Peru Leads Mountain Countries In Rio+

Jul 2nd, 2012 | By | Category: Advocacy, Climatic Changes in Himalayas, Information and Communication, News, Rio+20, Vulnerability

Business Bhutan: Challenged by harsh realities of climate change, the South American country is willing to do everything it takes to ensure that mountains are recognized as an important aspect of sustainable development.

The western South American country of Peru has advised its official negotiators to take an uncompromising stand on mountain issues when deliberations are held at the ongoing Rio+20 Conference on Sustainable Development in Brazil.

The Peruvian environment minister Manuel Pulgar Vidal told Business Bhutan that Peruvian negotiators have been directed to take “tough positions” on mountains and to do all in their capacity to ensure that mountains are “clearly” reflected as an important part of sustainable development at the Summit negotiations.
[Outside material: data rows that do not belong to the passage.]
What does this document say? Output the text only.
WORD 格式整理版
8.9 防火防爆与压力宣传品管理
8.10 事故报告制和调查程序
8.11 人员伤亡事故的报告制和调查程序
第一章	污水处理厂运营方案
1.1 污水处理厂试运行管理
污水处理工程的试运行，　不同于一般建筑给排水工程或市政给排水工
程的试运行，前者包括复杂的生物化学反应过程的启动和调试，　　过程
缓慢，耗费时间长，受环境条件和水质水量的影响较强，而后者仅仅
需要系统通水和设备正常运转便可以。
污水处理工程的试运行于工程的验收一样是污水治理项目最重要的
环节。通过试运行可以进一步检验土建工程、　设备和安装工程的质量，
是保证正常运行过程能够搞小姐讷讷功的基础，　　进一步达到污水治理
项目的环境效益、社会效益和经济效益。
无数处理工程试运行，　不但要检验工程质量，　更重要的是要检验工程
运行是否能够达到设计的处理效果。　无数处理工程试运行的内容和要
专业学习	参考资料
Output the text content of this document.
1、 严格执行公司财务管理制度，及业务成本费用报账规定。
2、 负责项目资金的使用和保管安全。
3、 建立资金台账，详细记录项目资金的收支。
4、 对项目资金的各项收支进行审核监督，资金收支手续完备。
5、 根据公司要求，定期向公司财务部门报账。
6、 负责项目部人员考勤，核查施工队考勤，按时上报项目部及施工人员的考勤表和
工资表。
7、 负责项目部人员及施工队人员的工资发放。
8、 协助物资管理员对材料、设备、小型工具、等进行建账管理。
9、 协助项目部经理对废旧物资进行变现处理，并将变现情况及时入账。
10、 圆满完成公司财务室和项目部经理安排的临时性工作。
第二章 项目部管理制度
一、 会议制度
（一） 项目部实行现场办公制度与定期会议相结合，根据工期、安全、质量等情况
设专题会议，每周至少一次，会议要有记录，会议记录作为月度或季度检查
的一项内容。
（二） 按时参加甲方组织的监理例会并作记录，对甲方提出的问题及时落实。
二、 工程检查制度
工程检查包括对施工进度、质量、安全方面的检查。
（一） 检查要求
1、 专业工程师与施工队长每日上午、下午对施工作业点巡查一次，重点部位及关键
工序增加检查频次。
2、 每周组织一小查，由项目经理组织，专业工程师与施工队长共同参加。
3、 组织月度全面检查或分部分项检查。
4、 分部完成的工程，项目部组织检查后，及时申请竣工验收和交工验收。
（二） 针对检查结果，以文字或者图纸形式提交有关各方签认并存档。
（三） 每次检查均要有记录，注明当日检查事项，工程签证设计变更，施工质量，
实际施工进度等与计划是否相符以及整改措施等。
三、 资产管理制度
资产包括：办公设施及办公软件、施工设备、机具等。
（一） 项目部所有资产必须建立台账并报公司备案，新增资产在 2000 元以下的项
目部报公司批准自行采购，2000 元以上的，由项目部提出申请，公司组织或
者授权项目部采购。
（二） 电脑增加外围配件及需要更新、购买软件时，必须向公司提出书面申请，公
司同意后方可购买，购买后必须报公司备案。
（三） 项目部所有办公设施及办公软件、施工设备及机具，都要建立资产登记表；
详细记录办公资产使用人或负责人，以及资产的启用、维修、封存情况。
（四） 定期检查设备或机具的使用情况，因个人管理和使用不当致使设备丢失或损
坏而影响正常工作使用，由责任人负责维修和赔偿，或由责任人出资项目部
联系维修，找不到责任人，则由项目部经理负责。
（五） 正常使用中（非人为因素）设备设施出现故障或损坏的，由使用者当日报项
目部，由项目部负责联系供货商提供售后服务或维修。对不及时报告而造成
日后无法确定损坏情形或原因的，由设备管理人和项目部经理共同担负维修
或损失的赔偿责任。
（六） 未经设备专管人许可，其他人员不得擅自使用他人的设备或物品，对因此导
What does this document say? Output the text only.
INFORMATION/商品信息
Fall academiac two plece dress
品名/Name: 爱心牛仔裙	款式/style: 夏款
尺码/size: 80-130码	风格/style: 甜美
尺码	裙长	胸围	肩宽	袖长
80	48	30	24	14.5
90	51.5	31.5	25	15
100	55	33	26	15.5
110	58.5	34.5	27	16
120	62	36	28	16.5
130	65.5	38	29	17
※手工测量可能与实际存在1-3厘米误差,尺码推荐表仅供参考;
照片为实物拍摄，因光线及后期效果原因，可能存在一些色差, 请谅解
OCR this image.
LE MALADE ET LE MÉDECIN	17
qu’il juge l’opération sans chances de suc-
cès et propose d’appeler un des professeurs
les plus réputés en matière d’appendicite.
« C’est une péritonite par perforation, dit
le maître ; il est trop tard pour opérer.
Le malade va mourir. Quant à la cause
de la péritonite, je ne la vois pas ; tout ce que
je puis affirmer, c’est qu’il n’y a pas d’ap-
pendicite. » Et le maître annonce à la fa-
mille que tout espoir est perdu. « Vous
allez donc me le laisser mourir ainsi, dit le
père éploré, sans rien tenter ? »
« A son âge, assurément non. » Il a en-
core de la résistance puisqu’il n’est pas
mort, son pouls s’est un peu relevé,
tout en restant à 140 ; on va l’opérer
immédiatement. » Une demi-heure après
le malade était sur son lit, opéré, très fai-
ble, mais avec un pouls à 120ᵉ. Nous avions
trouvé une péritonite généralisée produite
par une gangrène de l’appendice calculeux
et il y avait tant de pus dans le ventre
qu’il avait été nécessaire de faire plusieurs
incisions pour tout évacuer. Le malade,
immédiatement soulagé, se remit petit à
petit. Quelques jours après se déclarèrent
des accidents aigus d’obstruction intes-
Minister Manuel Pulgar Vidalsaid that Peru has experienced severe climate change impacts. He said that water is the top priority of his country, the land of the legendary Inca Empire. The republic of Peru has already lost about half of its glacier cover severely threatening the country of its water sources.

The largest glacier chain in the tropics, Cordillera Blanca, is melting at an unprecedented rate fueled by rising temperature which is fast shrinking the water source of about 70% of the Peruvians who live in the arid coastal areas.

The second most daunting challenge is disaster risks, says the minister. Most notably, the threat of Glacial Lake Outburst Floods (GLOFs) posed by the melting glaciers is glaring. In 1970, an earthquake triggered a glacial flood that claimed about 70,000 peoples’ lives.  Minister Manuel Pulgar Vidalsays Peru cannot afford to have disasters of that kind in the future.

“The melting glaciers are forming new lakes posing more risks for glacial floods,” he says. “The situation is only worsening.”

Glaciers in the Andes are melting in all other Andes countries like Bolivia, Equador, Colombia, and Venezuela.

The environment minister says that Peru would do everything to ensure that mountains receive top priority in global negotiations like the Rio+20 Summit. He reiterates that it was the reason that prompted his government to set up the Mountain Pavilion at the Summit. The Pavilion has hosted several mountain related discussions including the Third Global Meeting of the Mountain Partnership which was not held for the past eight years.

Peru is a presidential representative democratic republic with a multi-party system. An elected president is the head of state and the government. The presidents appoints the prime minister and on the latter’s advice the remaining council ministers.